Erbrechtliche Regelungen sind vor allem bei der Familiennachfolge essenziell:
- Testament/Erbvertrag: Ein klar formuliertes Testament oder ein Erbvertrag regelt die Nachfolge im Todesfall und kann Pflichtteilsansprüche anderer Erben berücksichtigen oder minimieren.
- Gesellschaftsvertrag: Bei Personengesellschaften können Nachfolgeklauseln im Gesellschaftsvertrag die Übertragung regeln und das Unternehmen vor Zersplitterung schützen.
- Vorsorgevollmacht/Patientenverfügung: Ergänzend sollten Regelungen für den Fall der Geschäftsunfähigkeit des Unternehmers getroffen werden.
Wettbewerbsklauseln und Haftungsfragen
- Wettbewerbsverbote: Um den Wert des übernommenen Unternehmens zu schützen, werden oft nachvertragliche Wettbewerbsverbote für den Übergeber vereinbart. Diese müssen inhaltlich, räumlich und zeitlich angemessen sein, um wirksam zu sein. Eine überzogene Klausel kann sittenwidrig und damit nichtig sein.
- Haftung: Der Grundsatz der Betriebsübernahme nach § 613a BGB (bei Asset Deals) und die Erwerberhaftung nach § 25 HGB (bei Firmenfortführung) müssen beachtet werden. Der Erwerber tritt in bestehende Arbeitsverhältnisse ein und haftet unter bestimmten Voraussetzungen für Altverbindlichkeiten.

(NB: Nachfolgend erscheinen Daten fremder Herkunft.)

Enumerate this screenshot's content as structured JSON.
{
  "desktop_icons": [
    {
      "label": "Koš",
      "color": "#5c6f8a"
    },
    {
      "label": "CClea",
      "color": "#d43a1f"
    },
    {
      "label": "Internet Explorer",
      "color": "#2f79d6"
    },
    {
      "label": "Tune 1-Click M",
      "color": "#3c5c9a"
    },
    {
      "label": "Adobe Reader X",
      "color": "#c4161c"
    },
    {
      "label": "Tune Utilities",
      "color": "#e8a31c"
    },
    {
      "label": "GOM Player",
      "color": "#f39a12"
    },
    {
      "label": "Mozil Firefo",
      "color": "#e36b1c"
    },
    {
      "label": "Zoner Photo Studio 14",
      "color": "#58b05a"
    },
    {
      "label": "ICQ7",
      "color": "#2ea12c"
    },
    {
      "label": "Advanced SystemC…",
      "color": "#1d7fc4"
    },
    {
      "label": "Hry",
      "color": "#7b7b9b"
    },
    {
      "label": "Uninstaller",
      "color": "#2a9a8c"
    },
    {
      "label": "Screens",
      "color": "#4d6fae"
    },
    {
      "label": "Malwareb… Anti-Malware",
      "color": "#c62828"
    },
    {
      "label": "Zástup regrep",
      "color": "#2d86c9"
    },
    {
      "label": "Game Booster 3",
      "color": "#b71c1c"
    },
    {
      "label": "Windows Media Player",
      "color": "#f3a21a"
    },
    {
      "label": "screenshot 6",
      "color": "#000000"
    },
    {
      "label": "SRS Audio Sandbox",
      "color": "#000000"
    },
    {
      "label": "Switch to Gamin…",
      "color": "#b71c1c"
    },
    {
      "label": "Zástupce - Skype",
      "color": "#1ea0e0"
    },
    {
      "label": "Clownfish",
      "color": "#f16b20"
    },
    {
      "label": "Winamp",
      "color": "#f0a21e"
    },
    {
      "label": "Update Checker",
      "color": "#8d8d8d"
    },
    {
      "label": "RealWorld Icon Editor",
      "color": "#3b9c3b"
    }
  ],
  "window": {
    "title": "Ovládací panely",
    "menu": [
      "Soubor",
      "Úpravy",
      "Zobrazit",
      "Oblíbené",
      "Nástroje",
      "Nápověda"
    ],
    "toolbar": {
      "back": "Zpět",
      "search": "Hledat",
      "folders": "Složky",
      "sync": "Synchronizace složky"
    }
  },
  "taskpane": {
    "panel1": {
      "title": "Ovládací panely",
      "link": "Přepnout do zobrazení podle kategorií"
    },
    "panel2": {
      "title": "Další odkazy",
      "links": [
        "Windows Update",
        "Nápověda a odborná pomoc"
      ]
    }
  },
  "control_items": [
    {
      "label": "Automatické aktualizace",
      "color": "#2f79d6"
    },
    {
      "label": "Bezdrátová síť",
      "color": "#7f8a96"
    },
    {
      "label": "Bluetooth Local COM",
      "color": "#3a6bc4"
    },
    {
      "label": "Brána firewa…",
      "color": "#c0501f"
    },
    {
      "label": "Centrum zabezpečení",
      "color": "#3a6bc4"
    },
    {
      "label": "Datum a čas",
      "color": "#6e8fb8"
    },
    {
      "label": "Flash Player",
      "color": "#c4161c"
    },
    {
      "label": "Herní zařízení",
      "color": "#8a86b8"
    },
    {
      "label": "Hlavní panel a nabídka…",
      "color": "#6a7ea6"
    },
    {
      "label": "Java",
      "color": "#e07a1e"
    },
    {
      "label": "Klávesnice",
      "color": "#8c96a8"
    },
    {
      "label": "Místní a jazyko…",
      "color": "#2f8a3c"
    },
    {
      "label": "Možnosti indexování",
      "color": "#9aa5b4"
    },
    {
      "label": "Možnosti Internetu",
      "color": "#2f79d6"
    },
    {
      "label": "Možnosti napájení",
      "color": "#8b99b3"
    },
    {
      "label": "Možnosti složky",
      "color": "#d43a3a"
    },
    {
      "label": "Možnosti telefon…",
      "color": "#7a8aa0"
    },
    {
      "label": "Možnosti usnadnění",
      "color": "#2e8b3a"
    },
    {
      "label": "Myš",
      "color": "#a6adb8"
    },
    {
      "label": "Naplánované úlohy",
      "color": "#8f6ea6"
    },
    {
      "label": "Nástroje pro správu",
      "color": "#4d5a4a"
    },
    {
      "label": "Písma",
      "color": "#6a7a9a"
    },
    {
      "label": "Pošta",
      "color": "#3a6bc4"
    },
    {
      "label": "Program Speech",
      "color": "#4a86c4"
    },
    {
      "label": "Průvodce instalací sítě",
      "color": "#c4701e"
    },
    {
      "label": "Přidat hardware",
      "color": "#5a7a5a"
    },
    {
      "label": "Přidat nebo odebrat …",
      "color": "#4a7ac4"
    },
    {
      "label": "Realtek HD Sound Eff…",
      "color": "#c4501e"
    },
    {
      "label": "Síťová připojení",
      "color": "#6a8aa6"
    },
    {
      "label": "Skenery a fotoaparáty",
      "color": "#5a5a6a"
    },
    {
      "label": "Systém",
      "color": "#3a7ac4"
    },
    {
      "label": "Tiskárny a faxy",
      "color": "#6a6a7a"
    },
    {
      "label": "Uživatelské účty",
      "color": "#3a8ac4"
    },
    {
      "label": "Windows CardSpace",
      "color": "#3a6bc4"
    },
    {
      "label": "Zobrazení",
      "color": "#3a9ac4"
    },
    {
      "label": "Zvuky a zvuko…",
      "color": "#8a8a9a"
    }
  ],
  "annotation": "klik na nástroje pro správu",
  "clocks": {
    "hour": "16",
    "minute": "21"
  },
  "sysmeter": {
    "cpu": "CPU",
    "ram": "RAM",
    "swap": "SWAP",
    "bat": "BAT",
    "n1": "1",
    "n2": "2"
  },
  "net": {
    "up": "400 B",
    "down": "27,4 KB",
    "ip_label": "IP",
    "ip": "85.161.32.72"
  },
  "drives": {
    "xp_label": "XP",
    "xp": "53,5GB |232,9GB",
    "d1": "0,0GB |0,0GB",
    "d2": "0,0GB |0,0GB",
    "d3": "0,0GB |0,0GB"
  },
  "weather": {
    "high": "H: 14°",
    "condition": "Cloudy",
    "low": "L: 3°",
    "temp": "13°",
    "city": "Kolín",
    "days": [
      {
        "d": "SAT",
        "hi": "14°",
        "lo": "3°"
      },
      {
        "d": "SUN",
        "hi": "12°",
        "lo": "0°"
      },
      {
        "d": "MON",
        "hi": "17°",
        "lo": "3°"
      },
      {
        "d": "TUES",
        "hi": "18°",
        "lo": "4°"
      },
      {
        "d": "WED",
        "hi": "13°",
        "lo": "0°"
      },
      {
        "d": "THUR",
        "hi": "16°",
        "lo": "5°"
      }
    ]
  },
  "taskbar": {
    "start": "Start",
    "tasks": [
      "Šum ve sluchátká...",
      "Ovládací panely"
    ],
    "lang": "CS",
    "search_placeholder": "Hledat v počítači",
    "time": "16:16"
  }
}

Vertragliche Freistellungsregelungen zwischen Käufer und Verkäufer sind hier wichtig.
Vorbereitung und Durchführung der rechtlichen Prüfung
Due Diligence und rechtliche Beratung
Vor jeder Übernahme ist eine sorgfältige Prüfung des Unternehmens (Due Diligence) unerlässlich. Die rechtliche Due Diligence umfasst die Prüfung von:
- Gesellschaftsrechtlichen Unterlagen (Verträge, Registerauszüge)
- Wesentlichen Verträgen (Kunden, Lieferanten, Miete, Leasing, Arbeitsverträge)
- Genehmigungen und Lizenzen
- Geistigem Eigentum (Marken, Patente)
- Laufenden oder drohenden Rechtsstreitigkeiten
Die Zusammenarbeit mit spezialisierten Rechtsanwälten ist hierbei unverzichtbar. Steuerberater sollten ihre Mandanten auf die Notwendigkeit hinweisen und ggf. geeignete Kooperationspartner empfehlen.
Erstellung eines Notfallplans
Ein unternehmerischer Notfallplan regelt, was im Falle eines plötzlichen, unerwarteten Ausfalls des Unternehmers (Tod, Krankheit, Unfall) geschieht. Er ist Teil einer verantwortungsvollen Unternehmensführung und sichert die Handlungsfähigkeit.
- Vertretungsregelungen: Wer darf handeln? (Prokura, Handlungsvollmacht, Generalvollmacht)
- Zugänge: Passwörter, Schlüssel, wichtige Dokumente.
- Informationen: Wichtige Ansprechpartner (Banken, Berater, Schlüsselkunden/-lieferanten).
- Handlungsanleitungen: Kurzfristige Maßnahmen zur Aufrechterhaltung des Betriebs.
Zusammenfassung
Die rechtliche Gestaltung der Unternehmensnachfolge ist ein komplexes Zusammenspiel aus Gesellschafts-, Steuer-, Erb- und Arbeitsrecht. Fehler können gravierende finanzielle und persönliche Folgen haben. Eine frühzeitige, umfassende Planung unter Einbeziehung qualifizierter rechtlicher und steuerlicher Berater ist unerlässlich. Steuerberater nehmen dabei oft eine koordinierende Rolle ein und müssen die wesentlichen rechtlichen Stellschrauben und Risiken kennen, um ihre Mandanten sicher durch den Nachfolgeprozess zu lotsen.